Freelance garbage collectors in Yangon. (Maro Verli / Frontier)

Freelance garbage collectors in Yangon. (Maro Verli / Frontier)

“[PCCD] only comes around at certain times and stays at the end of the street, but we go right up to people’s houses every day,” said Ko Mae Lay, another street collector, referring to the garbage trucks from the Yangon City Development Committee.

Ko Mae Lay, who does not live in Sanchaung but grew up there, works from 7am to 2pm or 3pm and makes about K5,000 or K6,000 a day.

Ma May Kyaw Linn appreciates the job’s flexibility, which she said is one reason why women are attracted to the work.

Freelance garbage collectors in Yangon. (Maro Verli / Frontier)

Freelance garbage collectors in Yangon. (Maro Verli / Frontier)

Neither seemed to think the job had a negative image. On the contrary, neighbours sometimes ask them to make deliveries or invite them into their homes to do odd jobs. Ko Mae Lay said the most lucrative days were when people hired him to help them move out and sent him home with their unwanted possessions.

“When they bring the trash, we talk about their families and what has been going on,” he said. “After so many years it is like I am a part of their lives.”

Ma May Kyaw Linn and Ko Mae Lay own their push carts, but others lease them from one of the many big, private and illegitimate trash collection outfits that supplement the YCDC’s efforts. Although YCDC employees, whether driving garbage trucks or pushing carts of their own, work to a timetable and only appear at certain times, the freelancers are on hand every morning to make your trash disappear.

That is to say, disappear from your block. Where the freelancers dispose of the garbage depends on whom you ask. An official at the PCCD’s Sanchaung office said residents sometimes called to complain about collectors dumping garbage in canals or of piles of trash that mysteriously appeared in front of their houses.

If these corner-cutters include Ma May Kyaw Linn and Ko Mae Lay, they did not admit it.

“I bring the trash down to the PCCD office and put it in one of the trucks,” Ma May Kyaw Linn said. “The office usually leaves us alone, but sometimes they want to make an example and impound our carts. You have to pay 40,000 kyat to get it back.”

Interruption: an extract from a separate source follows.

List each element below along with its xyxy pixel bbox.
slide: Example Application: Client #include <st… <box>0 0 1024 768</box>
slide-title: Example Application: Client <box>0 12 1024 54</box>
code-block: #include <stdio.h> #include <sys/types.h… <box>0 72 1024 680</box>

Ending the cat-and-mouse game between the public and private sector might be a key first step to cleaning up Yangon, said Friedor Jeske, a German consultant with Italian NGO Cesvi, who has spent several years working on independent recycling and waste management projects in the city.

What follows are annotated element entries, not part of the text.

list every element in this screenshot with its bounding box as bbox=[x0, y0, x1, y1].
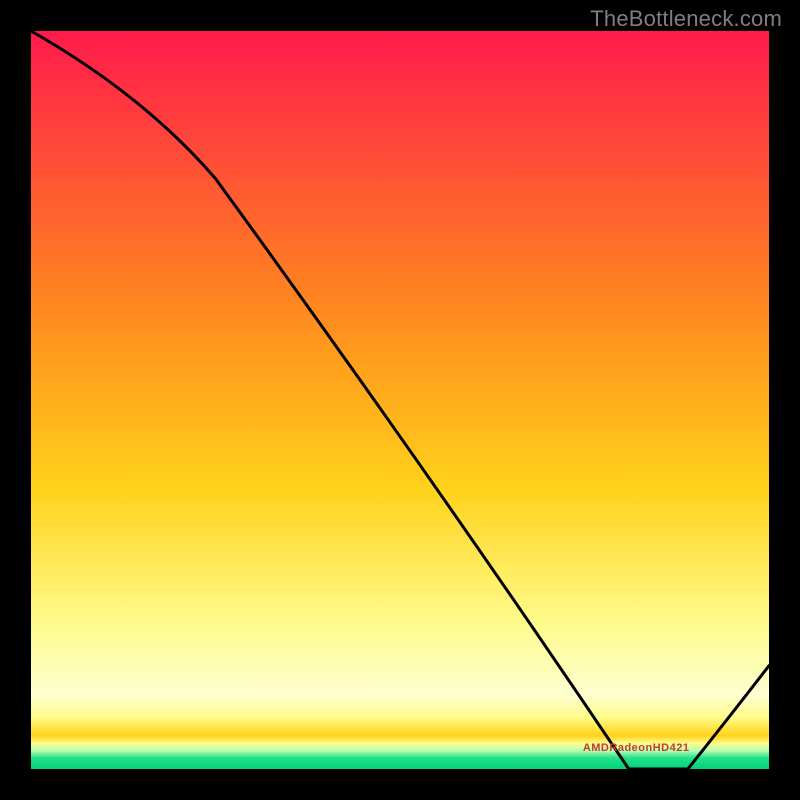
bottleneck-chart: AMDRadeonHD421 bbox=[0, 0, 800, 800]
plot-background bbox=[31, 31, 769, 769]
watermark-text: TheBottleneck.com bbox=[590, 6, 782, 32]
x-axis-marker-label: AMDRadeonHD421 bbox=[583, 742, 690, 754]
chart-container: TheBottleneck.com AMDRadeonHD421 bbox=[0, 0, 800, 800]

Freelance garbage collectors in Yangon. (Maro Verli / Frontier)

Freelance garbage collectors in Yangon. (Maro Verli / Frontier)

One of Mr Jeske’s pilot projects, Lan Tan (“clean street”), set out to find a solution to de-facto “communal dumps” in alleyways and vacant lots by arranging discussions among city officials, community members and the private collectors.

“It was a complete failure,” Mr Jeske said. “The municipalities are completely stuck. They cannot accept the [private] collectors, and they cannot fill the needs.”

But, Mr Jeske argued, the private sector has already proved itself in a related industry: recycling. Recycling in Yangon is a complex system of freelance collectors, neighbourhood sorting houses and large-scale wholesalers. Its defining features are, first, that the government is not involved, and second, that it is remarkably effective. PCCD has estimated that only about five percent of Yangon’s trash is recycled, but Mr Jeske estimates it could be as high as 20 percent.

“The current structures seem well developed and efficient on all levels and can only become endangered through the fast socio-economic change of the city itself,” he wrote in a report.

Meanwhile, the public sector treats freelancers such as Ma May Kyaw Linn at best with a grudging blind eye, but that is good enough for her. She is content to remain one small, quietly necessary piece of the vast, complex and shifting machinery that runs Yangon, which will always produce trash in abundance. For now, Ma May Kyaw Linn is happy to make it disappear.